Today’s WTF? moment, found in some code I’m trying to sort out: (specific actual implementation hidden to protect the clueless)

private static void method(ItemInterface interface)
    ItemImplementation impl;
    if (item instanceof ItemImplementation) {
        impl = (ItemImplementation)interface;
    } else {
    some action on impl

Here’s the thing. An interface provides an abstraction to hide the implementation, so you can swap implementations around without anyone being the wiser.

If you are “cracking the interface” by casting an interface reference to the underlying implementation, then why the fuck do you have an interface in the first place?

All it means is that you break the possibility of using an interface for what it is supposed to be used for, while preserving the illusion that you have some competence as a programmer.


[Update: The code I was referring to was the client of a framework, where the client was casting the interface to the underlying framework implementation of the framework.]

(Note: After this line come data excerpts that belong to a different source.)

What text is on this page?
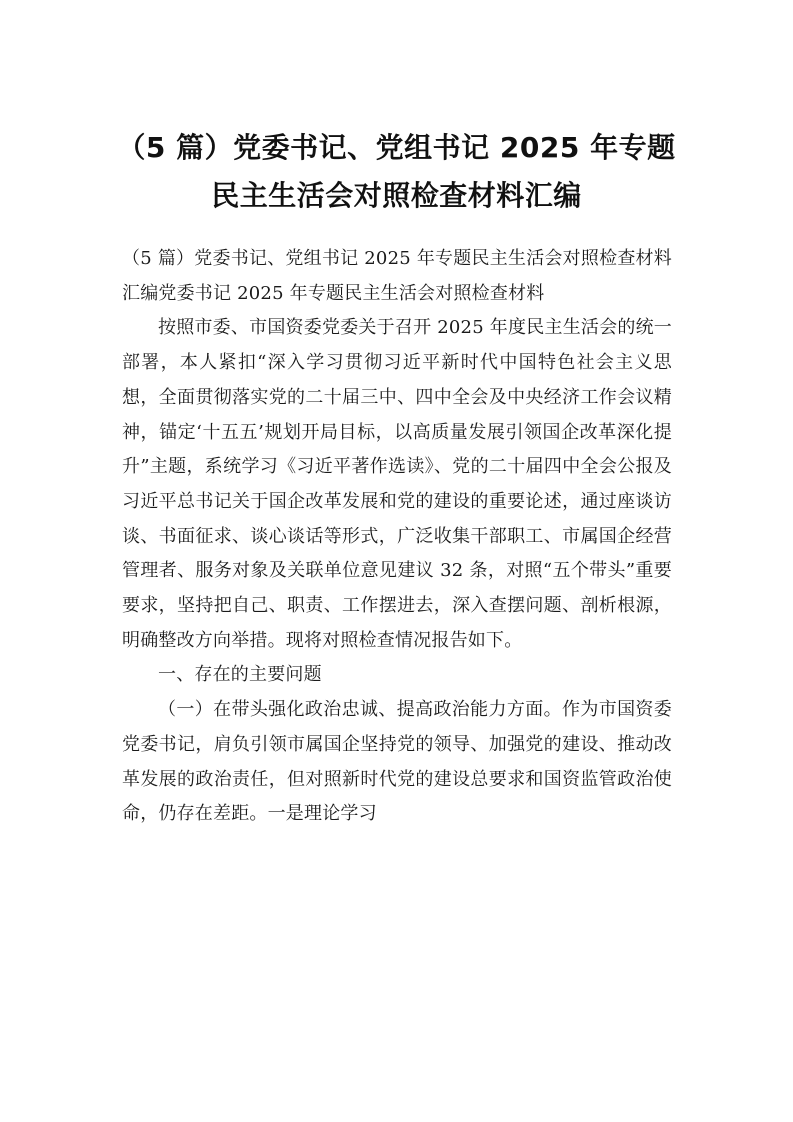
（5 篇）党委书记、党组书记 2025 年专题民主生活会对照检查材料汇编

（5 篇）党委书记、党组书记 2025 年专题民主生活会对照检查材料汇编党委书记 2025 年专题民主生活会对照检查材料

按照市委、市国资委党委关于召开 2025 年度民主生活会的统一部署，本人紧扣“深入学习贯彻习近平新时代中国特色社会主义思想，全面贯彻落实党的二十届三中、四中全会及中央经济工作会议精神，锚定‘十五五’规划开局目标，以高质量发展引领国企改革深化提升”主题，系统学习《习近平著作选读》、党的二十届四中全会公报及习近平总书记关于国企改革发展和党的建设的重要论述，通过座谈访谈、书面征求、谈心谈话等形式，广泛收集干部职工、市属国企经营管理者、服务对象及关联单位意见建议 32 条，对照“五个带头”重要要求，坚持把自己、职责、工作摆进去，深入查摆问题、剖析根源，明确整改方向举措。现将对照检查情况报告如下。

一、存在的主要问题

（一）在带头强化政治忠诚、提高政治能力方面。作为市国资委党委书记，肩负引领市属国企坚持党的领导、加强党的建设、推动改革发展的政治责任，但对照新时代党的建设总要求和国资监管政治使命，仍存在差距。一是理论学习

3 thoughts on “Today’s WTF? moment is brought to you by Yahoo!

  1. There are some specific cases where such an implementation is necessary. Say that I have some industry specification that I need to implement. I have spec interfaces: InterfaceA, InterfaceB. I also have classes: ImplA, ImplB and method: InterfaceB.M(InterfaceA).

    Now, let’s say there is some internal data structure of ImplA that ImplB.M needs to access. I can’t extend the interface to InterfaceA because that breaks the spec. One option I have is to add an interface with the method I need so that ImplA extends both InterfaceA and InterfaceC (my custom interface). If I don’t want the internal structure exposed to third-party developers through InterfaceC, I need to follow the second option: a cast of InterfaceA to ImplA, similar to the example that you give above.

    The reason that this is not problematic is that if I am implementing the entire framework, there should never be a case where I don’t know the implementation(s) of the interface.

    I don’t have enough info to judge the specific case that you cited. I would say that I couldn’t think of a case where this is needed if the developer has control over both the implementation and the API. The fact that the method returns if it is not the correct implementation, rather than throwing an exception, is suspect, however.


  2. I dont know if mentioned use case was context specific, but I highly disagree with you on the conclusion in bolded font.

    Lets say you have framework, and that framework has API interface named Message. Now clients use and program against your framework by using API, but since there are always some context specific things to take care of (such as transaction, session, uuid…) that framework must do internally but it must not allow client to alter the behaviour in any way, that is it is not visible to client. Of course client always can abuse it if he likes, but the idea is not to show him MessageImpl but rather only what is neccessary for him to do his job, Message.


  3. Sorry; my article was use specific. In this case the code I was looking at was client code cracking the implementation of an interface of an object being constructed by a separate framework contained in a bean.

    Worse, it was cracking the interface to get at the implementation of an object to invoke a method that, conceptually speaking, should have been declared as part of the interface.

    I agree that within a well defined module of code (a framework, a bean) that defines the implementation of an interface, that module will need to be able to cast an interface into the object that defines the interface. This was a case where client code was cracking the interface into the underlying implementation–abusing the fact that the underlying implementation was declared ‘public’ for some other package of code internal to the framework.